When this gentleman approached our groovy tourist rent-a-car I asked out the window what he was catching and he said, “crawfish, what else?” I got out with the camera and he gave me a lesson in catching crawfish, no questions asked.


He used over thirty small 2’x2’ nets held together on each corner by spring steel wires joined at the top. Tied to the top loop was a day-glo ribbon for easy identification in the reflective swampy earth tones. The center of the net contained a clamp that held a piece of fresh cow spleen, for bait. My new buddy (we’ll call him Boudreaux) walked me along the road with a long pole he used to grab the net loop and pulled one net up. Sure enough it had crawfish chomping on fresh cow spleen. These little buggers would not let go of that cow spleen bait, Boudreaux had to pull them off.

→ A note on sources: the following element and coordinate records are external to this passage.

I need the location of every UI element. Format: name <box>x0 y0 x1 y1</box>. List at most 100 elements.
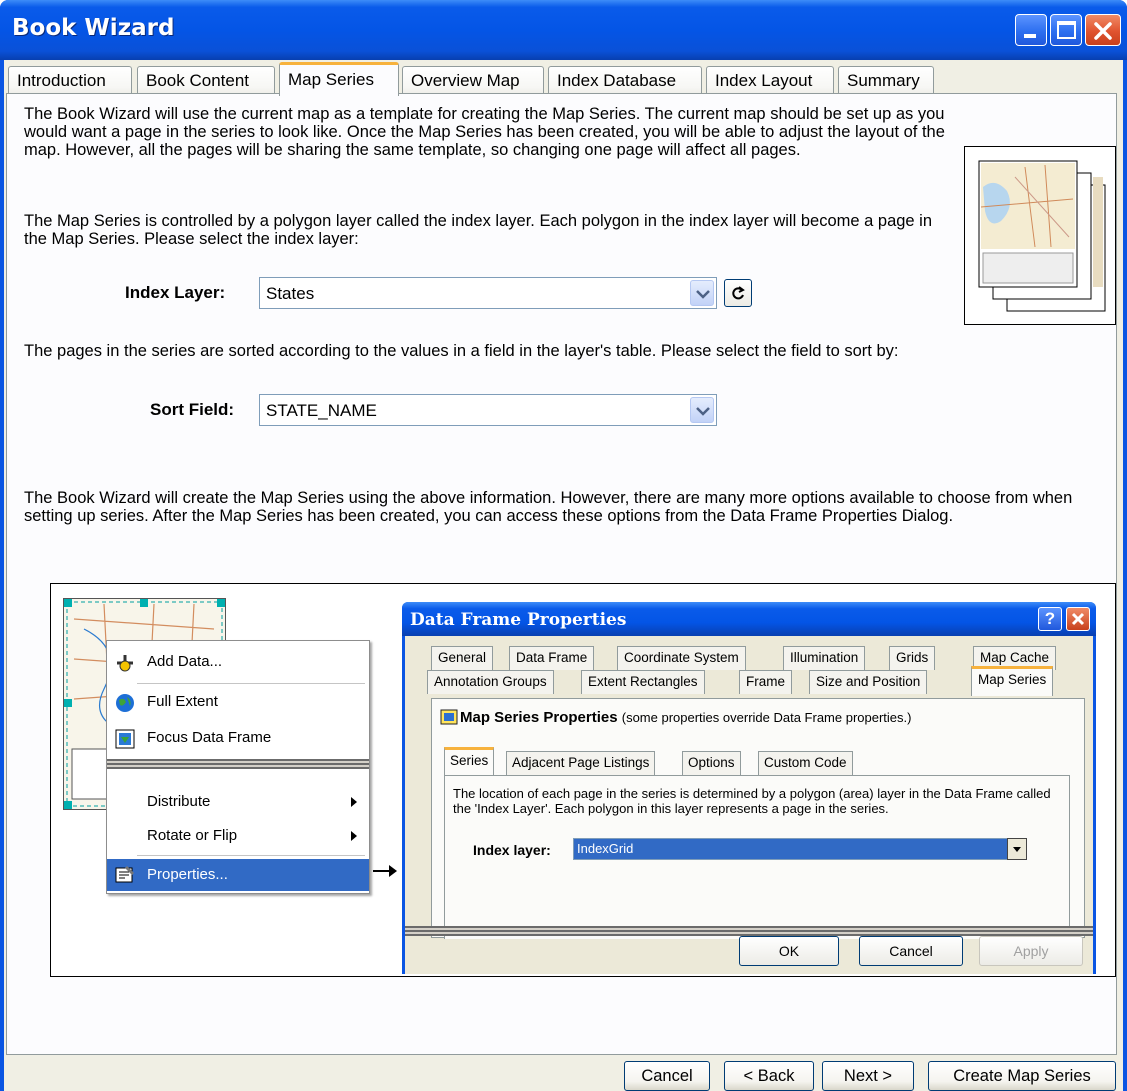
window-title: Book Wizard <box>12 15 175 41</box>
dialog-tab-general[interactable]: General <box>431 646 494 670</box>
sort-field-dropdown-button[interactable] <box>690 397 714 423</box>
menu-item-focus-data-frame[interactable]: Focus Data Frame <box>107 721 369 755</box>
dialog-tab-annotation-groups[interactable]: Annotation Groups <box>427 670 554 694</box>
menu-item-full-extent[interactable]: Full Extent <box>107 685 369 719</box>
menu-item-rotate-or-flip[interactable]: Rotate or Flip <box>107 819 369 853</box>
dialog-tab-extent-rectangles[interactable]: Extent Rectangles <box>581 670 705 694</box>
index-layer-dropdown-button[interactable] <box>690 280 714 306</box>
dialog-tab-grids[interactable]: Grids <box>889 646 936 670</box>
inner-tab-adjacent-page-listings[interactable]: Adjacent Page Listings <box>506 751 656 775</box>
map-series-heading: Map Series Properties (some properties o… <box>460 709 911 726</box>
tab-introduction[interactable]: Introduction <box>8 66 132 96</box>
dialog-ok-button[interactable]: OK <box>739 936 839 966</box>
dialog-break-marker <box>405 926 1093 936</box>
menu-item-distribute[interactable]: Distribute <box>107 785 369 819</box>
globe-icon <box>116 694 134 712</box>
menu-item-label: Full Extent <box>147 693 218 710</box>
create-map-series-button[interactable]: Create Map Series <box>928 1061 1116 1091</box>
add-data-icon <box>117 655 133 672</box>
inner-tab-custom-code[interactable]: Custom Code <box>758 751 853 775</box>
intro-paragraph: The Book Wizard will use the current map… <box>24 105 945 159</box>
close-icon <box>1071 612 1085 626</box>
properties-icon <box>115 866 134 883</box>
chevron-down-icon <box>696 407 710 416</box>
refresh-icon <box>732 286 745 300</box>
menu-separator <box>137 683 365 684</box>
dialog-title-bar: Data Frame Properties ? <box>402 602 1096 636</box>
menu-item-properties[interactable]: Properties... <box>107 859 369 891</box>
sort-paragraph: The pages in the series are sorted accor… <box>24 342 899 360</box>
dialog-index-dropdown-button[interactable] <box>1007 838 1027 860</box>
index-layer-select[interactable]: States <box>259 277 717 309</box>
map-series-icon <box>440 709 458 725</box>
series-tab-panel: The location of each page in the series … <box>444 775 1070 939</box>
inner-tab-options[interactable]: Options <box>682 751 741 775</box>
menu-item-add-data[interactable]: Add Data... <box>107 645 369 679</box>
maximize-icon <box>1057 21 1076 39</box>
index-paragraph: The Map Series is controlled by a polygo… <box>24 212 933 248</box>
menu-break-marker <box>107 759 369 769</box>
index-layer-value: States <box>266 284 315 303</box>
dialog-apply-button[interactable]: Apply <box>979 936 1083 966</box>
dialog-index-layer-label: Index layer: <box>473 842 551 858</box>
inner-tab-series[interactable]: Series <box>444 747 495 775</box>
map-series-heading-title: Map Series Properties <box>460 709 618 726</box>
sort-field-select[interactable]: STATE_NAME <box>259 394 717 426</box>
dialog-client: General Data Frame Coordinate System Ill… <box>405 636 1093 974</box>
dialog-index-layer-value: IndexGrid <box>577 841 634 856</box>
dialog-tab-size-and-position[interactable]: Size and Position <box>809 670 928 694</box>
dialog-cancel-button[interactable]: Cancel <box>859 936 963 966</box>
options-paragraph: The Book Wizard will create the Map Seri… <box>24 489 1073 525</box>
data-frame-properties-dialog: Data Frame Properties ? General Data Fra… <box>402 602 1096 974</box>
minimize-icon <box>1024 34 1036 38</box>
title-bar[interactable]: Book Wizard <box>0 0 1127 60</box>
map-series-properties-page: Map Series Properties (some properties o… <box>431 698 1085 939</box>
data-frame-properties-illustration: Add Data... Full Extent Focus Data Frame… <box>50 583 1116 977</box>
tab-book-content[interactable]: Book Content <box>137 66 275 96</box>
tab-index-database[interactable]: Index Database <box>548 66 702 96</box>
focus-frame-icon <box>115 729 135 749</box>
menu-item-label: Rotate or Flip <box>147 827 238 844</box>
wizard-tabs: Introduction Book Content Map Series Ove… <box>4 62 1123 96</box>
dialog-tab-data-frame[interactable]: Data Frame <box>509 646 595 670</box>
index-layer-label: Index Layer: <box>125 283 226 302</box>
submenu-arrow-icon <box>351 797 357 807</box>
close-button[interactable] <box>1085 14 1121 46</box>
chevron-down-icon <box>1013 847 1021 852</box>
dialog-close-button[interactable] <box>1066 607 1090 631</box>
tab-map-series[interactable]: Map Series <box>279 62 399 96</box>
menu-item-label: Add Data... <box>147 653 223 670</box>
series-description: The location of each page in the series … <box>453 786 1051 816</box>
dialog-tab-coordinate-system[interactable]: Coordinate System <box>617 646 746 670</box>
book-wizard-window: Book Wizard Introduction Book Content Ma… <box>0 0 1127 1091</box>
minimize-button[interactable] <box>1015 14 1047 46</box>
dialog-tab-illumination[interactable]: Illumination <box>783 646 866 670</box>
close-icon <box>1094 22 1112 40</box>
wizard-client-area: Introduction Book Content Map Series Ove… <box>4 60 1123 1091</box>
next-button[interactable]: Next > <box>822 1061 914 1091</box>
maximize-button[interactable] <box>1050 14 1082 46</box>
context-menu: Add Data... Full Extent Focus Data Frame… <box>106 640 370 894</box>
sort-field-label: Sort Field: <box>150 400 235 419</box>
menu-item-label: Focus Data Frame <box>147 729 272 746</box>
map-pages-image <box>978 160 1106 312</box>
cancel-button[interactable]: Cancel <box>624 1061 710 1091</box>
chevron-down-icon <box>696 290 710 299</box>
dialog-tab-map-series[interactable]: Map Series <box>971 666 1054 696</box>
dialog-title: Data Frame Properties <box>410 610 627 630</box>
arrow-head-icon <box>389 865 397 877</box>
back-button[interactable]: < Back <box>724 1061 814 1091</box>
map-pages-thumbnail <box>964 146 1116 325</box>
menu-item-label: Distribute <box>147 793 211 810</box>
submenu-arrow-icon <box>351 831 357 841</box>
tab-index-layout[interactable]: Index Layout <box>706 66 834 96</box>
menu-item-label: Properties... <box>147 866 228 883</box>
tab-overview-map[interactable]: Overview Map <box>402 66 544 96</box>
sort-field-value: STATE_NAME <box>266 401 377 420</box>
dialog-index-layer-select[interactable]: IndexGrid <box>573 838 1027 860</box>
tab-summary[interactable]: Summary <box>838 66 934 96</box>
dialog-tab-frame[interactable]: Frame <box>739 670 793 694</box>
help-icon[interactable]: ? <box>1038 607 1062 631</box>
map-series-heading-note: (some properties override Data Frame pro… <box>621 710 912 725</box>
refresh-layers-button[interactable] <box>724 279 752 307</box>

The swamp water was quite low, 12” deep near the road where all his nets were placed. There was no need for waders or knee-boots, the nets were within easy reach of his pole.


Crawdadding, or whatever it’s called, takes only a fishing license and minimum equipment and effort. There is no limit on size or amount of crawfish taken. Boudreaux told me that they’re just fine after freezing and he uses a vacuum sealer to bag them. Smart. He claimed he has a large freezer in his garage that he uses only to store crawfish, crab, redfish and other game. Good eats. Cheap eats.

Boudreaux told me these dads were on the small side but that in a few weeks their size would double. He had his large Igloo cooler half-filled within an hour before we arrived on the scene.


Oh, and Boudreaux was no ordinary Cajun. He happened to be an off-duty Terrebonne Parrish deputy sheriff and on the swat team. He was the friendliest person one would expect to meet in a dense and remote Louisiana swamp. We talked a while about fishing and hunting. We bonded. He told me that in a month or so he would be traveling south of Houma on weekends where freshwater meets saltwater from the gulf. There he would be catching coolers full of blue crabs.

Crawfish IS a way of life in south Louisiana. Even the local potato chip company sells crawfish flavored chips.


They tasted like gumbo to me. Not that it is a bad thing.


The Louisiana license plate contains the slogan ‘Sportsman’s Paradise’.
It’s definitely that and so much more.
.

2 comments:

Dan from Madison said...

Awesome! I remember driving through Houma several years ago and remembering how destitute that place was. Grinding poverty.

One thing you don't mention is the pace down there - it is incredibly slow and relaxing when you get out of NO itself. At first it drove me nuts but I learned to enjoy it and let it happen. Time is valued differently there than here.

sk8 said...

looks like fun. Both to catch and eat.